The Master (id.) – de Paul Thomas Anderson – 2012
Avec Magnolia, PT Anderson avait réussi l’un des plus grands trips cinématographiques de la décennie précédente, un extraordinaire voyage sensoriel qui s’inscrivait dans la lignée d’Apocalypse Now de Coppola, ou de Lost Highway de Lynch. Depuis, aussi passionnante sa filmographie soit-elle, le cinéaste n’a plus jamais tout à fait été aussi enthousiasmant.
The Master n’est pas, lui non plus, à la hauteur de son chef d’œuvre.

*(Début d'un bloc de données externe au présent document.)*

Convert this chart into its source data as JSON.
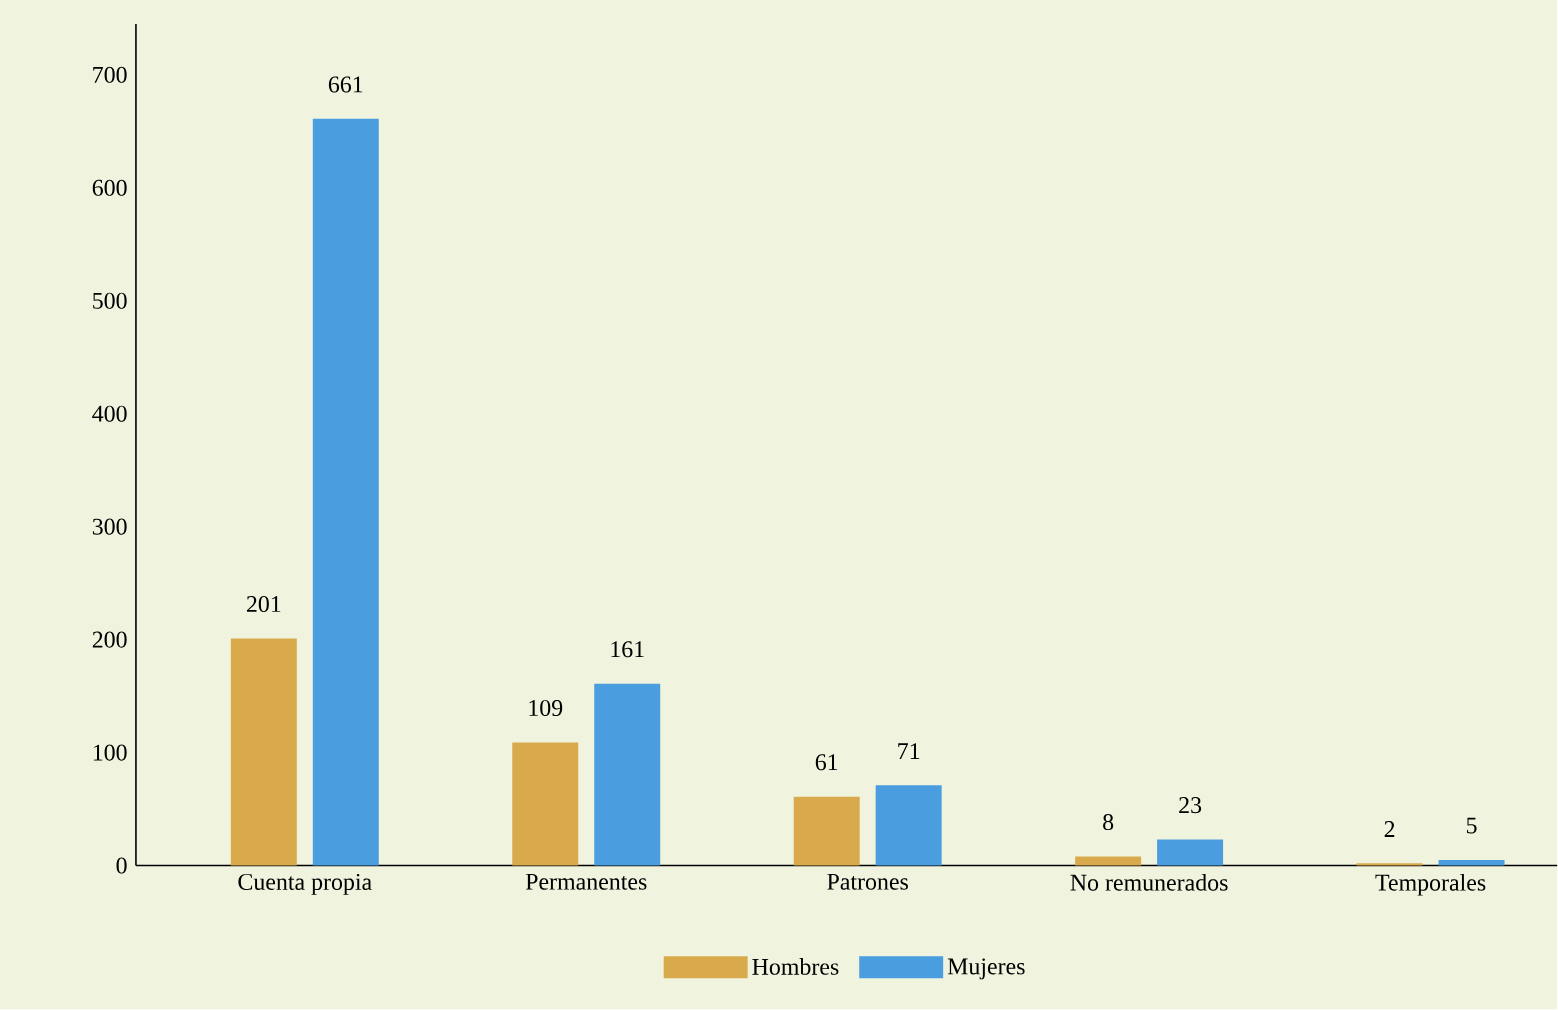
{
  "chart_data": {
    "type": "bar",
    "categories": [
      "Cuenta propia",
      "Permanentes",
      "Patrones",
      "No remunerados",
      "Temporales"
    ],
    "series": [
      {
        "name": "Hombres",
        "color": "#d9aa4c",
        "values": [
          201,
          109,
          61,
          8,
          2
        ]
      },
      {
        "name": "Mujeres",
        "color": "#4a9ddf",
        "values": [
          661,
          161,
          71,
          23,
          5
        ]
      }
    ],
    "ylim": [
      0,
      745
    ],
    "yticks": [
      0,
      100,
      200,
      300,
      400,
      500,
      600,
      700
    ],
    "data_labels": true,
    "grid": false,
    "legend": "bottom"
  }
}
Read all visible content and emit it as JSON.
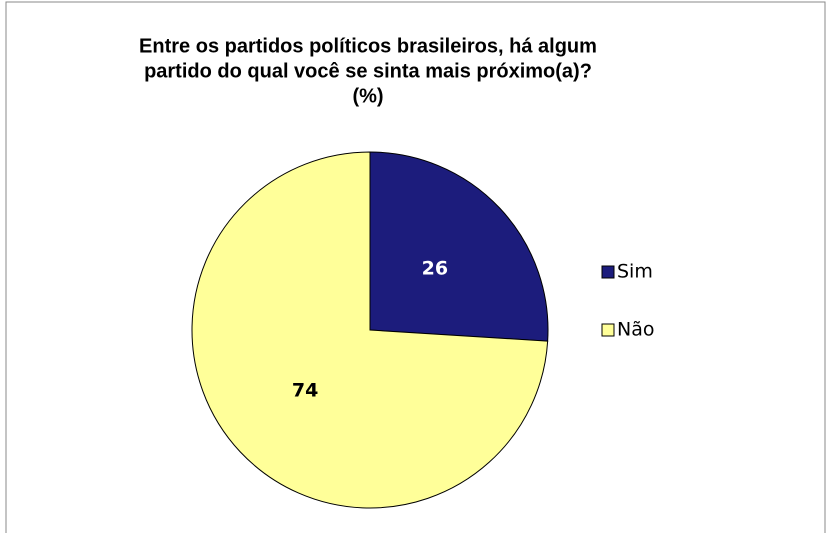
{
  "chart_data": {
    "type": "pie",
    "title": [
      "Entre os partidos políticos brasileiros, há algum",
      "partido do qual você se sinta mais próximo(a)?",
      "(%)"
    ],
    "categories": [
      "Sim",
      "Não"
    ],
    "values": [
      26,
      74
    ],
    "colors": [
      "#1c1c7c",
      "#ffff99"
    ],
    "label_colors": [
      "#ffffff",
      "#000000"
    ],
    "legend": "right"
  }
}
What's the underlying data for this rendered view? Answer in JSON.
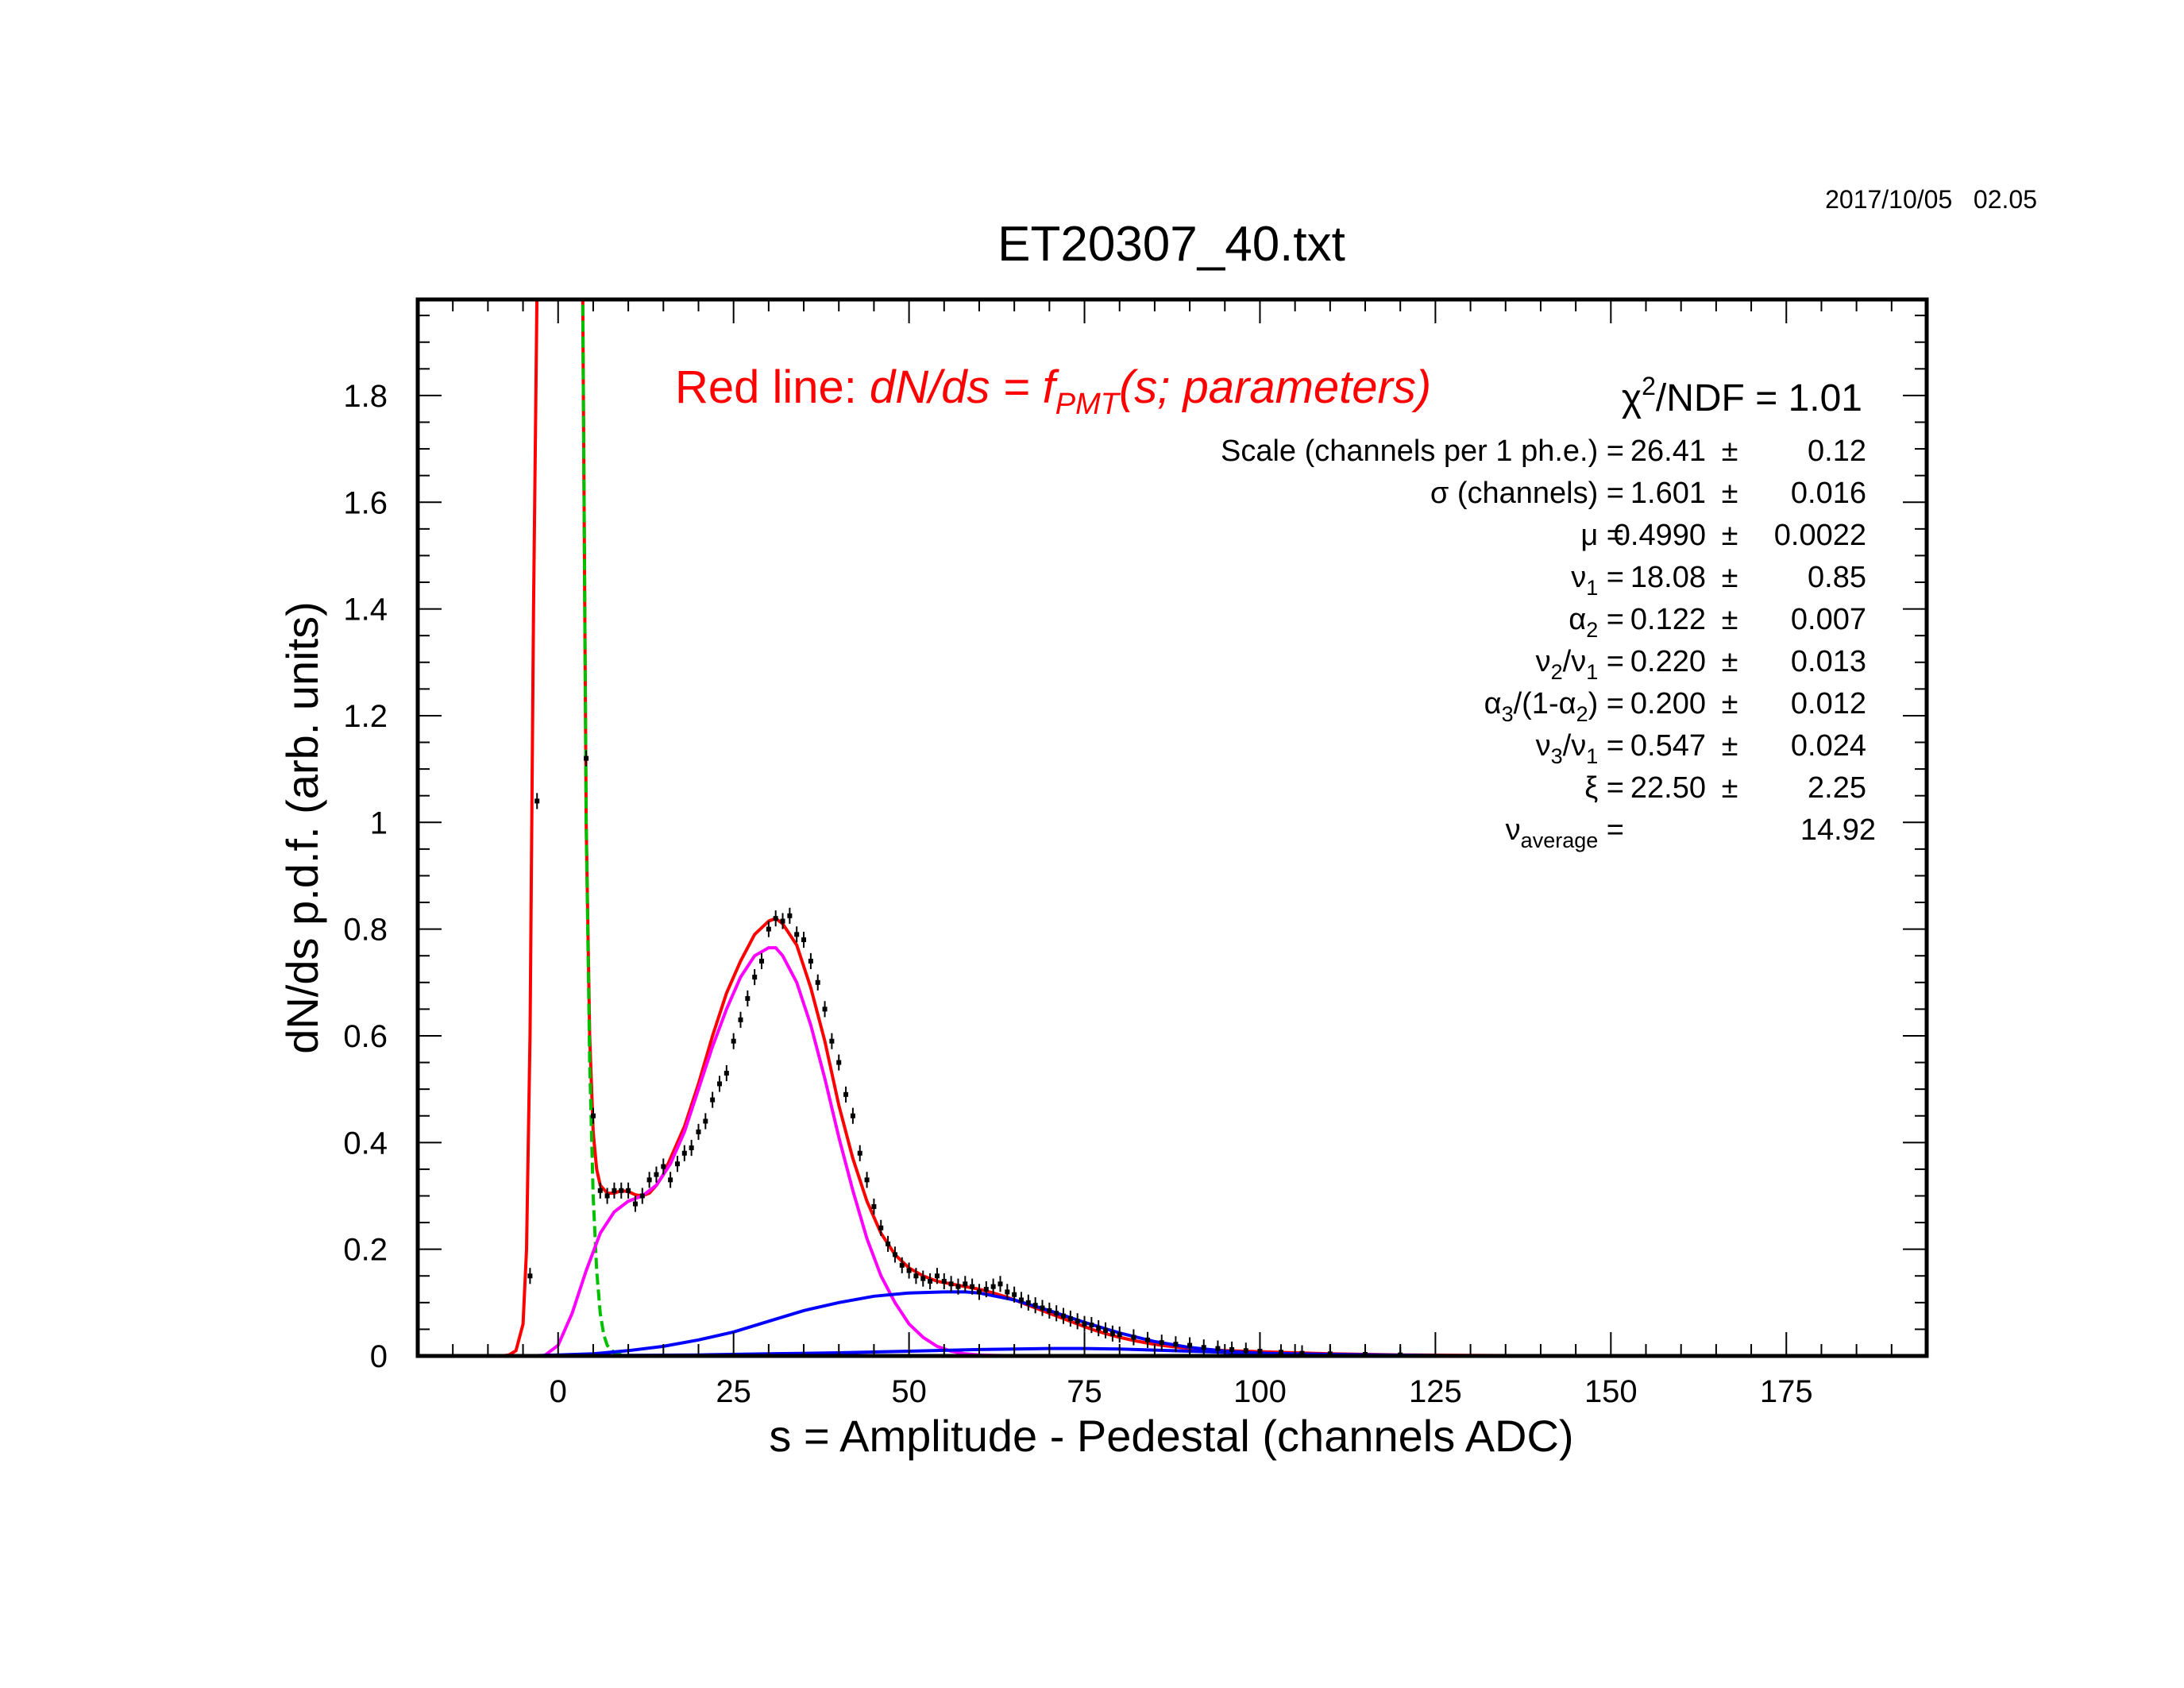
{
  "timestamp": "2017/10/05   02.05",
  "chart_data": {
    "type": "line",
    "title": "ET20307_40.txt",
    "xlabel": "s = Amplitude - Pedestal (channels ADC)",
    "ylabel": "dN/ds p.d.f. (arb. units)",
    "xlim": [
      -20,
      195
    ],
    "ylim": [
      0,
      1.98
    ],
    "x_ticks": [
      0,
      25,
      50,
      75,
      100,
      125,
      150,
      175
    ],
    "y_ticks": [
      0,
      0.2,
      0.4,
      0.6,
      0.8,
      1,
      1.2,
      1.4,
      1.6,
      1.8
    ],
    "y_tick_labels": [
      "0",
      "0.2",
      "0.4",
      "0.6",
      "0.8",
      "1",
      "1.2",
      "1.4",
      "1.6",
      "1.8"
    ],
    "grid": false,
    "legend": {
      "prefix": "Red line: ",
      "formula": "dN/ds = f",
      "subscript": "PMT",
      "suffix": "(s; parameters)",
      "color": "#ff0000"
    },
    "fit_stats": {
      "chi2": {
        "label": "χ",
        "sup": "2",
        "rest": "/NDF   =",
        "value": "1.01"
      },
      "rows": [
        {
          "parts": [
            "Scale (channels per 1 ph.e.) ="
          ],
          "value": "26.41",
          "pm": "±",
          "err": "0.12"
        },
        {
          "parts": [
            "σ (channels) ="
          ],
          "value": "1.601",
          "pm": "±",
          "err": "0.016"
        },
        {
          "parts": [
            "μ  ="
          ],
          "value": "0.4990",
          "pm": "±",
          "err": "0.0022"
        },
        {
          "parts": [
            "ν",
            "1",
            " ="
          ],
          "value": "18.08",
          "pm": "±",
          "err": "0.85"
        },
        {
          "parts": [
            "α",
            "2",
            " ="
          ],
          "value": "0.122",
          "pm": "±",
          "err": "0.007"
        },
        {
          "parts": [
            "ν",
            "2",
            "/ν",
            "1",
            " ="
          ],
          "value": "0.220",
          "pm": "±",
          "err": "0.013"
        },
        {
          "parts": [
            "α",
            "3",
            "/(1-α",
            "2",
            ") ="
          ],
          "value": "0.200",
          "pm": "±",
          "err": "0.012"
        },
        {
          "parts": [
            "ν",
            "3",
            "/ν",
            "1",
            " ="
          ],
          "value": "0.547",
          "pm": "±",
          "err": "0.024"
        },
        {
          "parts": [
            "ξ  ="
          ],
          "value": "22.50",
          "pm": "±",
          "err": "2.25"
        },
        {
          "parts": [
            "ν",
            "average",
            "  ="
          ],
          "value": "14.92",
          "pm": "",
          "err": ""
        }
      ]
    },
    "colors": {
      "total_fit": "#ff0000",
      "pedestal": "#00c000",
      "single_pe": "#ff00ff",
      "background": "#0000ff",
      "data": "#000000"
    },
    "series": [
      {
        "color": "#ff0000",
        "x": [
          -8,
          -7,
          -6,
          -5,
          -4.5,
          -4,
          -3.5,
          -3,
          3.5,
          4,
          4.5,
          5,
          5.5,
          6,
          7,
          8,
          9,
          10,
          11,
          12,
          13,
          14,
          15,
          16,
          18,
          20,
          22,
          24,
          26,
          28,
          30,
          31,
          32,
          34,
          36,
          38,
          40,
          42,
          44,
          46,
          48,
          50,
          52,
          54,
          56,
          58,
          60,
          62,
          64,
          66,
          68,
          70,
          72,
          74,
          76,
          78,
          80,
          82,
          84,
          86,
          88,
          90,
          95,
          100,
          105,
          110,
          115,
          120,
          130,
          140,
          150,
          160,
          170,
          180,
          190
        ],
        "y": [
          0,
          0.002,
          0.01,
          0.06,
          0.2,
          0.6,
          1.4,
          2.0,
          2.0,
          1.0,
          0.6,
          0.42,
          0.35,
          0.32,
          0.305,
          0.305,
          0.31,
          0.308,
          0.302,
          0.3,
          0.305,
          0.32,
          0.34,
          0.37,
          0.43,
          0.51,
          0.6,
          0.68,
          0.74,
          0.79,
          0.815,
          0.82,
          0.81,
          0.77,
          0.69,
          0.59,
          0.47,
          0.37,
          0.29,
          0.23,
          0.19,
          0.165,
          0.15,
          0.14,
          0.135,
          0.13,
          0.125,
          0.118,
          0.11,
          0.1,
          0.09,
          0.08,
          0.07,
          0.06,
          0.05,
          0.042,
          0.035,
          0.029,
          0.024,
          0.02,
          0.017,
          0.014,
          0.01,
          0.008,
          0.006,
          0.004,
          0.003,
          0.002,
          0.001,
          0.0005,
          0.0002,
          0.0001,
          0,
          0,
          0
        ]
      },
      {
        "color": "#00c000",
        "x": [
          3.5,
          4,
          4.5,
          5,
          5.5,
          6,
          6.5,
          7,
          8,
          9,
          10
        ],
        "y": [
          2.0,
          1.0,
          0.55,
          0.3,
          0.16,
          0.08,
          0.04,
          0.02,
          0.006,
          0.002,
          0
        ]
      },
      {
        "color": "#ff00ff",
        "x": [
          -2,
          0,
          2,
          4,
          6,
          8,
          10,
          12,
          14,
          16,
          18,
          20,
          22,
          24,
          26,
          28,
          30,
          31,
          32,
          34,
          36,
          38,
          40,
          42,
          44,
          46,
          48,
          50,
          52,
          54,
          56,
          58,
          60,
          62,
          65,
          70
        ],
        "y": [
          0,
          0.02,
          0.08,
          0.16,
          0.23,
          0.27,
          0.29,
          0.3,
          0.32,
          0.36,
          0.42,
          0.5,
          0.58,
          0.65,
          0.71,
          0.75,
          0.765,
          0.765,
          0.75,
          0.7,
          0.62,
          0.52,
          0.41,
          0.31,
          0.22,
          0.15,
          0.1,
          0.06,
          0.035,
          0.018,
          0.009,
          0.004,
          0.002,
          0.001,
          0.0003,
          0
        ]
      },
      {
        "color": "#0000ff",
        "x": [
          -5,
          0,
          5,
          10,
          15,
          20,
          25,
          30,
          35,
          40,
          45,
          50,
          55,
          58,
          60,
          65,
          70,
          75,
          80,
          85,
          90,
          95,
          100,
          110,
          120,
          130,
          140
        ],
        "y": [
          0,
          0.002,
          0.004,
          0.01,
          0.018,
          0.03,
          0.045,
          0.065,
          0.085,
          0.1,
          0.112,
          0.118,
          0.12,
          0.12,
          0.118,
          0.105,
          0.085,
          0.063,
          0.043,
          0.027,
          0.016,
          0.009,
          0.005,
          0.002,
          0.001,
          0.0003,
          0
        ]
      },
      {
        "color": "#0000ff",
        "x": [
          -5,
          10,
          20,
          30,
          40,
          50,
          60,
          70,
          75,
          80,
          85,
          90,
          100,
          110,
          120,
          130,
          150
        ],
        "y": [
          0,
          0.001,
          0.002,
          0.004,
          0.006,
          0.009,
          0.012,
          0.014,
          0.014,
          0.013,
          0.011,
          0.009,
          0.005,
          0.003,
          0.0015,
          0.0005,
          0
        ]
      }
    ],
    "points": {
      "x": [
        -4,
        -3,
        4,
        5,
        6,
        7,
        8,
        9,
        10,
        11,
        12,
        13,
        14,
        15,
        16,
        17,
        18,
        19,
        20,
        21,
        22,
        23,
        24,
        25,
        26,
        27,
        28,
        29,
        30,
        31,
        32,
        33,
        34,
        35,
        36,
        37,
        38,
        39,
        40,
        41,
        42,
        43,
        44,
        45,
        46,
        47,
        48,
        49,
        50,
        51,
        52,
        53,
        54,
        55,
        56,
        57,
        58,
        59,
        60,
        61,
        62,
        63,
        64,
        65,
        66,
        67,
        68,
        69,
        70,
        71,
        72,
        73,
        74,
        75,
        76,
        77,
        78,
        79,
        80,
        82,
        84,
        86,
        88,
        90,
        92,
        94,
        96,
        98,
        100,
        103,
        106,
        110,
        115,
        120
      ],
      "y": [
        0.15,
        1.04,
        1.12,
        0.45,
        0.31,
        0.3,
        0.31,
        0.31,
        0.31,
        0.285,
        0.3,
        0.33,
        0.34,
        0.355,
        0.33,
        0.36,
        0.38,
        0.39,
        0.42,
        0.44,
        0.48,
        0.51,
        0.53,
        0.59,
        0.63,
        0.67,
        0.71,
        0.74,
        0.8,
        0.82,
        0.815,
        0.825,
        0.79,
        0.78,
        0.74,
        0.7,
        0.65,
        0.59,
        0.55,
        0.49,
        0.45,
        0.38,
        0.33,
        0.28,
        0.24,
        0.21,
        0.19,
        0.17,
        0.16,
        0.15,
        0.145,
        0.14,
        0.15,
        0.14,
        0.135,
        0.13,
        0.135,
        0.13,
        0.12,
        0.125,
        0.13,
        0.135,
        0.12,
        0.115,
        0.105,
        0.1,
        0.095,
        0.09,
        0.085,
        0.08,
        0.075,
        0.07,
        0.065,
        0.06,
        0.058,
        0.052,
        0.048,
        0.042,
        0.04,
        0.035,
        0.03,
        0.025,
        0.022,
        0.02,
        0.016,
        0.014,
        0.012,
        0.01,
        0.009,
        0.007,
        0.005,
        0.004,
        0.003,
        0.002
      ],
      "err": 0.015
    }
  }
}
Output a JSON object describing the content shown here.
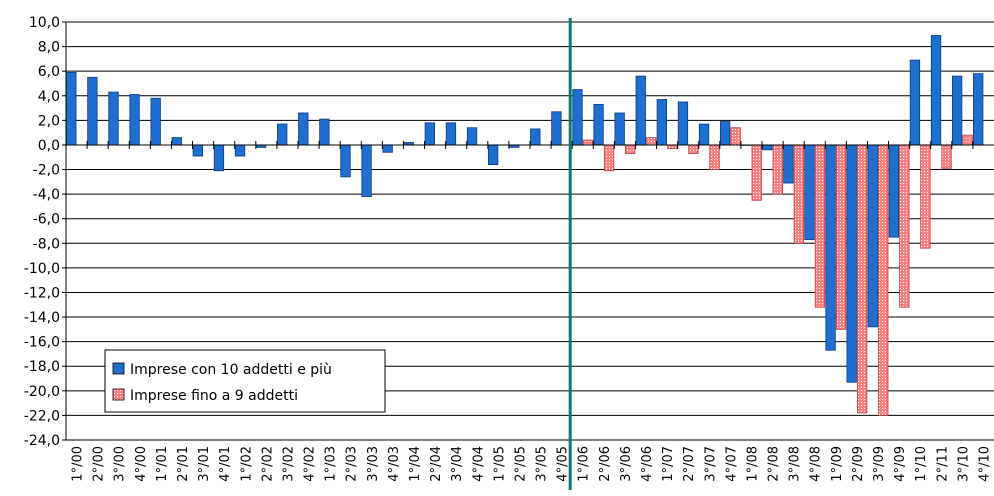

Mais cette rencontre de deux individus hors du commun, dans l’Amérique de l’après-guerre, est un film qui bouscule, et qui impressionne par la maîtrise du cinéaste. Inspiré par le parcours de Ron Hubbard, le charismatique et controversé fondateur de la scientologie, The Master raconte la rencontre, déterminante, entre un « maître à penser » dont la « famille » ne cesse de grandir, et un vétéran du Pacifique totalement paumé, dont le cerveau a visiblement été bien abîmé par l’alcool qu’il distille lui-même.
Le film n’est pas un procès à charge de la Scientologie. Même si Anderson livre une vision de la secte qui fait souvent froid dans le dos, il ne juge rien ni personne, si ce n’est cette Amérique des années 50 pudibonde et hypocrite, dont le film ressuscite l’esthétique d’une manière éclatante, grâce à une photographie magnifique et l’utilisation (devenue rare) du 70 mm.
Philip Seymour Hoffman, dans le rôle du prédicateur, et Joaquin Phoenix, dans celui du paumé, sont exceptionnels. Ils sont les piliers du film, qui tourne entièrement autour de leur relation, de leur attirance-répulsion qui donne le ton, très changeant, de chaque scène. Chacune de ces scènes peut être considérée comme un petit chef d’œuvre, Anderson faisant preuve d’une maîtrise formelle hors du commun.
Brillant et passionnant, The Master reste toutefois trop froid, trop distant. L’émotion, trop souvent, ne fait qu’affleurer. Avec ce portrait croisé de deux hommes qui semblent se compléter, Anderson ne renouvelle pas ce qu’il avait si brillamment réussi avec Magnolia, un film chorale aux nombreux personnages : créer un véritable mouvement cinématographique.
• Le DVD de The Master a récemment été édité par Metropolitan Films.